Его лицо было розоватым, в волнах седины, с резким драматическим профилем, смягченным стеклышком пенсне. Спустившись со сцены, он говорил медленно, запинаясь, с трудом подбирая слова и почти всегда невпопад. Он как-то странно взглянул на меня, не то в испуге, не то с сомнением, но, к моему удивлению, сразу же согласился поговорить на стороне и даже пригласил к себе домой, чтобы избежать назревающего скандала.

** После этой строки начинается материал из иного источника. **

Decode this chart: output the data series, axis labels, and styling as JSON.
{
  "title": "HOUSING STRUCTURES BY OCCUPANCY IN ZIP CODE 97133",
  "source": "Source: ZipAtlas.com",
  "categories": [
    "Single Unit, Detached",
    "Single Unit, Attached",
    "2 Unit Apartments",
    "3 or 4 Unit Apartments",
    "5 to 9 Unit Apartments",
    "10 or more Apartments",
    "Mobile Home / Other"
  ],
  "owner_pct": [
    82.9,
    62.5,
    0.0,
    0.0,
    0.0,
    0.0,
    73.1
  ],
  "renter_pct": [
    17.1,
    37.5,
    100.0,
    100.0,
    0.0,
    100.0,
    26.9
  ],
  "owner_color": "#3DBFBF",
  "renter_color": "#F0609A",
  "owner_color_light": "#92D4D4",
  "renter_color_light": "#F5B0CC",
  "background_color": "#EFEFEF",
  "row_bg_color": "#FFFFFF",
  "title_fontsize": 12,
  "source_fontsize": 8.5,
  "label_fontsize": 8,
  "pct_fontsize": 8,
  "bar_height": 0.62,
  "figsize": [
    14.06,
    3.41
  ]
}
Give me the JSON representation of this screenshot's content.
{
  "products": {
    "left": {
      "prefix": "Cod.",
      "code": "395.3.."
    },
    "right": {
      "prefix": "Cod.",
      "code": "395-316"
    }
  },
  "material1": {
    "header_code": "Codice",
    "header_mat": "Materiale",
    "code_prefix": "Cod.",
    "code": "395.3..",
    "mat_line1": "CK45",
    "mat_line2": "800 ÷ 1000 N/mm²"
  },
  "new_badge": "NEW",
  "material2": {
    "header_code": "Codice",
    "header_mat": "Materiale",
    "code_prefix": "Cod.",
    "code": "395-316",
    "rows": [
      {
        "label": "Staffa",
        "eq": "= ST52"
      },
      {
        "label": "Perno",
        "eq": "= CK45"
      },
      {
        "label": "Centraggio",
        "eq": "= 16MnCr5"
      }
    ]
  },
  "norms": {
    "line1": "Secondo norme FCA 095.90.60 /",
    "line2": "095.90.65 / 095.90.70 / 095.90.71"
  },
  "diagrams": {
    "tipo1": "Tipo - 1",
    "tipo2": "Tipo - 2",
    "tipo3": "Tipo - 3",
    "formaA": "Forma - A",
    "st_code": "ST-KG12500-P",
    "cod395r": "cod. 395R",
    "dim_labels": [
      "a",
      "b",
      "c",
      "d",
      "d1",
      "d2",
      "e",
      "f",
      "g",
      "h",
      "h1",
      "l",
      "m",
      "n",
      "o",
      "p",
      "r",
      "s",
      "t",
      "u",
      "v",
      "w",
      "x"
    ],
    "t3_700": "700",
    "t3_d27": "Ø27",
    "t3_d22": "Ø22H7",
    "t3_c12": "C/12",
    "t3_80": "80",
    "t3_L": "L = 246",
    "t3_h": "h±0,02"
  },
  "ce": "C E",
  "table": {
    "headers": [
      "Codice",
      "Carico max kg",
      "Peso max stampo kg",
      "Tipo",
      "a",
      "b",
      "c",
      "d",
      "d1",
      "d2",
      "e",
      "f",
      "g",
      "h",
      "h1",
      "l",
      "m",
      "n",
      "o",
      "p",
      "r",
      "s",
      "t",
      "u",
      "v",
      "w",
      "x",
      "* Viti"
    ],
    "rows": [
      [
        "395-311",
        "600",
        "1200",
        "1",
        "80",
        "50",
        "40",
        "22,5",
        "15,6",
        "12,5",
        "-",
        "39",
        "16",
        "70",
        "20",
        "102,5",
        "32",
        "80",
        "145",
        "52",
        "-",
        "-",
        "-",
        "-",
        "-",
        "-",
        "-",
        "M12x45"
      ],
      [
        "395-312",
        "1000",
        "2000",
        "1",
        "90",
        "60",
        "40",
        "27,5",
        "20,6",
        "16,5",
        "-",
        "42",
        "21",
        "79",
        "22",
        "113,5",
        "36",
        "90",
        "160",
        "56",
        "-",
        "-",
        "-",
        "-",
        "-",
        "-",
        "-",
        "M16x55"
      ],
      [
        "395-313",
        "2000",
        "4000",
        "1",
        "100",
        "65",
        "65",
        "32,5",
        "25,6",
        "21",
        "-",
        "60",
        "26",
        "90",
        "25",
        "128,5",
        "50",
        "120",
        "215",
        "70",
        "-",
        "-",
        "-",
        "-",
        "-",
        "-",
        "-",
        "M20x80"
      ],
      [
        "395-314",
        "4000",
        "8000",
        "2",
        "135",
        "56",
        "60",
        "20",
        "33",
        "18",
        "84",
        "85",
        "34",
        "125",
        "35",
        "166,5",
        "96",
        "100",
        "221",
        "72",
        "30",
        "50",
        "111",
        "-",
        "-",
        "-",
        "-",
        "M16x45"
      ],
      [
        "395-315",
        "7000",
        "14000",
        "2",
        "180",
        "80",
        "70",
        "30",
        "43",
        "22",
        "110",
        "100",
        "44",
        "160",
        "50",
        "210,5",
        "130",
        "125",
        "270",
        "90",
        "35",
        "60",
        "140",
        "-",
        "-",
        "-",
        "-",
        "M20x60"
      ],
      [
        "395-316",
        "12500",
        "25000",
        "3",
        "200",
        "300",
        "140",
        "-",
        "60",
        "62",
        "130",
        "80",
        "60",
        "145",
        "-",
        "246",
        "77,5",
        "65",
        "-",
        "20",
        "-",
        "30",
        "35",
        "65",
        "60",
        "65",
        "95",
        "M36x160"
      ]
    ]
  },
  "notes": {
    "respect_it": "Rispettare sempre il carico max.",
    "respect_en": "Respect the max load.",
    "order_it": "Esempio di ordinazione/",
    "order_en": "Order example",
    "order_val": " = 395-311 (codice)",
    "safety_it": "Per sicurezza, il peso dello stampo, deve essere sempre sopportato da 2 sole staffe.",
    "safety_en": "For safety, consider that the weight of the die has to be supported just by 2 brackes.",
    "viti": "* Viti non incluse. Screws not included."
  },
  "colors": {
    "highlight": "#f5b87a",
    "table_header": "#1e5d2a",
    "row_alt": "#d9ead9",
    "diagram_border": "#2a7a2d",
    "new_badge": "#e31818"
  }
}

Я хотел хорошенько расспросить его, прежде чем выдать мой титул («отход бойни»). Понудить его выложить свою ложь всю до конца, до нелепого конца. Пусть договорится до ерунды, выболтает штатскую душонку. Пусть скажет все, что может сказать, и тогда, после его длинных, обстоятельных периодов, я произнесу шепотом одно подлинное слово (я еще не придумал, какое именно), которое вдрызг сокрушит его искусный вымысел. Я отыграюсь на нем за пролитую кровь, за выпитые помои. Я разоблачу самозванца, изведу его тень, заставлю вертеться волчком под барабанный бой. Я до такой степени не сомневался в своей победе, что даже не задумался, почему этот благополучный говорун приглашает в свой дом неведомого голодранца, от которого можно ждать чего угодно (а не только грязных следов на ковре и желтых пятен на полотенце). Между тем я чувствовал, что, уклонись я от его приглашения, он стал бы меня уговаривать, прельщать, заманивать. Зачем-то я был ему нужен. Наверно, другой на моем месте из осторожности не принял бы приглашения, а если бы и принял, то уж точно бы не исполнил, откладывая со дня на день, но я был ослеплен легкостью предстоящего триумфа. Я заранее потешался выгодами превосходства. Ведь я был настоящий герой рядом с заурядным персонификатором.